Liquid nitrogen might be the answer if the assassin didn’t have to stay concealed for more than an hour or so. I’m sure somebody could calculate how much would be needed
Thanks for this. It’s probably a technology that, like the assassin’s target, is just over the horizon.
@ rogerley – Very well done, and from what I know this could be the shape of things to come. I’m looking forward to seeing this as a novel because this snippet flows so well.
@ rjerbacher – Where’s the science fiction? Good question… There are no bullets with quantum electronics in their noses, just computer-controlled scopes that tell the shooter when it’s optimum to pull the trigger. And, the longest recorded sniper kill was 3,540 meters, verses the 4 kilometres listed in this story by a character that feels only a slight need to aim, so that could be considered SF.
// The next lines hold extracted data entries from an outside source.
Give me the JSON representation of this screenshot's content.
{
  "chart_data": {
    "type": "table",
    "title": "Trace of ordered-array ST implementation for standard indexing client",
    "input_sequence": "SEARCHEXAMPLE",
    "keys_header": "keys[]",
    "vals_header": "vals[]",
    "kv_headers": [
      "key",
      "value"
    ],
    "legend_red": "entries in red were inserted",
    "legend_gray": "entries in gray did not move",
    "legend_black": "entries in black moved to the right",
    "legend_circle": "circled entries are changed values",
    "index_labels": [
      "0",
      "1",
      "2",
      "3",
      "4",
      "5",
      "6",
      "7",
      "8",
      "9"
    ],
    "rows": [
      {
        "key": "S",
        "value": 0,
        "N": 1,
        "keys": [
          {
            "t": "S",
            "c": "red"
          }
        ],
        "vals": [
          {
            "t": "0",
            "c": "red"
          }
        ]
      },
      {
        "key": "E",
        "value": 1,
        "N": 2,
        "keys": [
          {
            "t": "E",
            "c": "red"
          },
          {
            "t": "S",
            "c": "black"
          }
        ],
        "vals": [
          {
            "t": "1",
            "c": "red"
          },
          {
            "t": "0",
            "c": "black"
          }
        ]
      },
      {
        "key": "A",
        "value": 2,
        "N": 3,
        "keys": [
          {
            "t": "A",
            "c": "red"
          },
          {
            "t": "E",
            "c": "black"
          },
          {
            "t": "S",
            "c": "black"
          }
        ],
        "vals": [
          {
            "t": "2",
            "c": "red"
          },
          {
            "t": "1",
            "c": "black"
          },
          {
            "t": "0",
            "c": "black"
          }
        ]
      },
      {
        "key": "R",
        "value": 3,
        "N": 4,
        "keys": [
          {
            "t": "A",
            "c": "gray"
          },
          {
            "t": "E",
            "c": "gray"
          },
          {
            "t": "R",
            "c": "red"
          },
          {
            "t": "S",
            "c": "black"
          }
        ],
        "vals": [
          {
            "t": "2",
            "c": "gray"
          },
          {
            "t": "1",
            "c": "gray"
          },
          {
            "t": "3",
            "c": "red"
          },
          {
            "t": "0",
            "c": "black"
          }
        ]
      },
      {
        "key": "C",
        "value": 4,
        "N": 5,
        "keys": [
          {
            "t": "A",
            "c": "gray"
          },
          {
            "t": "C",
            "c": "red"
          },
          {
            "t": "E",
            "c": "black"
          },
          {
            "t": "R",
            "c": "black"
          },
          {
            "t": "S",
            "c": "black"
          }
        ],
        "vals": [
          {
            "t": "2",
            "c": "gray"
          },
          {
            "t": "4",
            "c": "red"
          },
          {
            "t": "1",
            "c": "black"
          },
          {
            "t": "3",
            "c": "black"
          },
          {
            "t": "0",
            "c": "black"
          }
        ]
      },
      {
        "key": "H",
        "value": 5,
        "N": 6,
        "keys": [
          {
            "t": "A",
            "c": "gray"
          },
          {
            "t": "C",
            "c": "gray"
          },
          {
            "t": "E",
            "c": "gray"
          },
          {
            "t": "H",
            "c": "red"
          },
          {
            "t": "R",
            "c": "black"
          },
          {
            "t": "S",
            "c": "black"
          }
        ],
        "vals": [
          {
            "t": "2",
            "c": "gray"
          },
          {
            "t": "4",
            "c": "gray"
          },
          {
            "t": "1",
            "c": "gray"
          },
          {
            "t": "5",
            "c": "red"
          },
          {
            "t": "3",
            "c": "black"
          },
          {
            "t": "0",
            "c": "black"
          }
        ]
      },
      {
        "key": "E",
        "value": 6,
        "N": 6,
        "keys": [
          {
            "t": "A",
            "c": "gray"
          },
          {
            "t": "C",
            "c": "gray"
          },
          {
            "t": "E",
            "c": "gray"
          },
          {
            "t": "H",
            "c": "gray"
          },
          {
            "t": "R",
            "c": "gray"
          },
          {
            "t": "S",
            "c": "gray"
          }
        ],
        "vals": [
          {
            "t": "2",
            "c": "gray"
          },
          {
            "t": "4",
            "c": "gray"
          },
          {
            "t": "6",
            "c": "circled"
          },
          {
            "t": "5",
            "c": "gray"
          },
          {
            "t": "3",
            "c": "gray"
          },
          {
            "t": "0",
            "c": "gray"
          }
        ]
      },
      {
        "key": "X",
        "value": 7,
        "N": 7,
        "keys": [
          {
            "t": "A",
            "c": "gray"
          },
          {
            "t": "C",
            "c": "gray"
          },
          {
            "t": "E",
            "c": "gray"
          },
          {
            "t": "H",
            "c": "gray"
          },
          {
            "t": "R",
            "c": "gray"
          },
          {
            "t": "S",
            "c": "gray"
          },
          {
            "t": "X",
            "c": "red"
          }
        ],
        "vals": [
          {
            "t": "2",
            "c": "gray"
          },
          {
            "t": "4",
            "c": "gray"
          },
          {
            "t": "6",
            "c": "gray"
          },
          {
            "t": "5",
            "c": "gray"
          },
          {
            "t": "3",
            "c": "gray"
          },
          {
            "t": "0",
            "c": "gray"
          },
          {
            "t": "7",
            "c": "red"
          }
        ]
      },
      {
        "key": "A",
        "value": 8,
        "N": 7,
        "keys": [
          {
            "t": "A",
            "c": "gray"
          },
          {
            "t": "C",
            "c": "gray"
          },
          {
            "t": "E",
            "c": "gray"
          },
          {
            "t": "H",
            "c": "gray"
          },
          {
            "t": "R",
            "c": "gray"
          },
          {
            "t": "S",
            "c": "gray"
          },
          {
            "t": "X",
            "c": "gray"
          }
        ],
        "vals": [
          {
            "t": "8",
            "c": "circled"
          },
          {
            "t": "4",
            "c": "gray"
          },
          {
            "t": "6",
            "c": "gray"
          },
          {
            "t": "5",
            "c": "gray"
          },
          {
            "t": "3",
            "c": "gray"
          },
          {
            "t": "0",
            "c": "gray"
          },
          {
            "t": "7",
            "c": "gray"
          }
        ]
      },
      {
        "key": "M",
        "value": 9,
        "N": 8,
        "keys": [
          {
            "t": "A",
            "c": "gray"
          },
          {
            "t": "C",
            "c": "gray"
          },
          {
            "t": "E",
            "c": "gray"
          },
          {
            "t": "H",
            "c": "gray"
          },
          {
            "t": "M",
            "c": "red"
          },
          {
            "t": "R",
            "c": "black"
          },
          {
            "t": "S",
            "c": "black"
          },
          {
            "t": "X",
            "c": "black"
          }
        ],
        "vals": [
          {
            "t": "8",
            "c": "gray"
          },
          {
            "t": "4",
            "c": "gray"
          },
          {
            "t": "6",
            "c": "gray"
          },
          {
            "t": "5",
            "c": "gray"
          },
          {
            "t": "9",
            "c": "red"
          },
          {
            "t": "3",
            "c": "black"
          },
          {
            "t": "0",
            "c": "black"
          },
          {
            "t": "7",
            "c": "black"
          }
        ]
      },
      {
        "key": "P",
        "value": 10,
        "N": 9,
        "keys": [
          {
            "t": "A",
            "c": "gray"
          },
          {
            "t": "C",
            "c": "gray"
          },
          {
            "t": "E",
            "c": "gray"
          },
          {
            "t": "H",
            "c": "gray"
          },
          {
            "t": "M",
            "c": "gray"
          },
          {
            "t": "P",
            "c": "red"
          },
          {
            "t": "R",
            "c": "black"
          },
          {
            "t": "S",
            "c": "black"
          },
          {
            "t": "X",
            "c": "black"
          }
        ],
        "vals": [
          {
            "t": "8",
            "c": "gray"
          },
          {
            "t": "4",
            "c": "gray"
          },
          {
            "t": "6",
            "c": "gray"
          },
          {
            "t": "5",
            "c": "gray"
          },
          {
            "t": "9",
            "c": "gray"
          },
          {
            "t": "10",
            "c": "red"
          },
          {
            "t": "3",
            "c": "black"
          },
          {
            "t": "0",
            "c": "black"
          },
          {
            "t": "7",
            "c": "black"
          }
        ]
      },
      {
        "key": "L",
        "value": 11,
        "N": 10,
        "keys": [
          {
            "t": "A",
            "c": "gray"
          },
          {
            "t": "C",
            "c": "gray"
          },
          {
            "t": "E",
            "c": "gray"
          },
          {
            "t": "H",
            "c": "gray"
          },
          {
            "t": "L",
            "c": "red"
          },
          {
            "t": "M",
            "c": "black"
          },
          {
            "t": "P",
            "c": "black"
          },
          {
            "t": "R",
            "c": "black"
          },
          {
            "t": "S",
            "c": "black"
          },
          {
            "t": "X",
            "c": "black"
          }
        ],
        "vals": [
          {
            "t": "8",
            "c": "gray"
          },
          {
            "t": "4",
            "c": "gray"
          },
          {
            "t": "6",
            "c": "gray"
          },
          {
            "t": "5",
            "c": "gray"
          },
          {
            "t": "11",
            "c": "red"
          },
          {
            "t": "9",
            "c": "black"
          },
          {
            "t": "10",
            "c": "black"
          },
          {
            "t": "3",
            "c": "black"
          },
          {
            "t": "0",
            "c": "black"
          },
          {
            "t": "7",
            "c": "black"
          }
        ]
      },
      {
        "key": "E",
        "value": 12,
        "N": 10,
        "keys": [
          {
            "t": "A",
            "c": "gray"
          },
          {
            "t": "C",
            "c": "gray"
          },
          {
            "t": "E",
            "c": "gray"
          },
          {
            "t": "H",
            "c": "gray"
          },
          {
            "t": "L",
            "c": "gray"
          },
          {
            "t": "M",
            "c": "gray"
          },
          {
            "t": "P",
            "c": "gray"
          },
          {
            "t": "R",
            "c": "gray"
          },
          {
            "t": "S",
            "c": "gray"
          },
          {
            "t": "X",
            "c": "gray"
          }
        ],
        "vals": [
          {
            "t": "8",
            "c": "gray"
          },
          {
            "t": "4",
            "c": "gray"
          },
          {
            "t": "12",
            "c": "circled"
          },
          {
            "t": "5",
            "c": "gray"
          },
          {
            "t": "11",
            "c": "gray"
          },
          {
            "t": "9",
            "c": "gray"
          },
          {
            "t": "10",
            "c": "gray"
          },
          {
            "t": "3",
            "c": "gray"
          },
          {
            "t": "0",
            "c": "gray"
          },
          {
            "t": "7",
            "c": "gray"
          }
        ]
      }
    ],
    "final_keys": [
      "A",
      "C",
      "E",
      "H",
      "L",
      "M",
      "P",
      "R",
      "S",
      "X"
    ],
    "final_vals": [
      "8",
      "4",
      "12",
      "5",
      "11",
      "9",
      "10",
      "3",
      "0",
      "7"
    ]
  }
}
There are no ghillie suits that will change their camouflage patterns and cool the wearer while tailoring the IR signature to that of the surroundings that I know of. In the real world, you can cool something internally or match the external temperature but you can’t do both, so that could be considered SF.
Now having written all that, I’ll be the first to admit that these things are probably on the horizon, but right now they are science fiction.
Self cooling garments and heat signature material are both available now, maybe not in the same suit yet. Steerable bullets are being used today and electronically guided missiles might be too big to fit into a rifle but are current military grade weapons. So I guess this is next weeks sci-fi and I can go with that. I’m not trying to be combative I’m just trying to keep the conversation lively. Thanks guys.
I appreciate your interest rjerbacher and I’m glad you enjoyed the story.
Thank you for your compliments rjerbacher. You’re right, it’s a chapter from my novel, ‘The Muslim Prince,’ which Amazon class as a techno-thriller. I guess the sci-fi is in the self-steering bullet and the unusual, not to say impossible thermodynamics of the ghillie skin. What isn’t apparent in the story is that the ‘targeting beacon’ is an altered insect drone which is being flown by a pilot back in the UK.
OK, so first off, well written. Nice piece. Seems like a snippet of a novel that I definitely want to read. But…where is the sci-fi?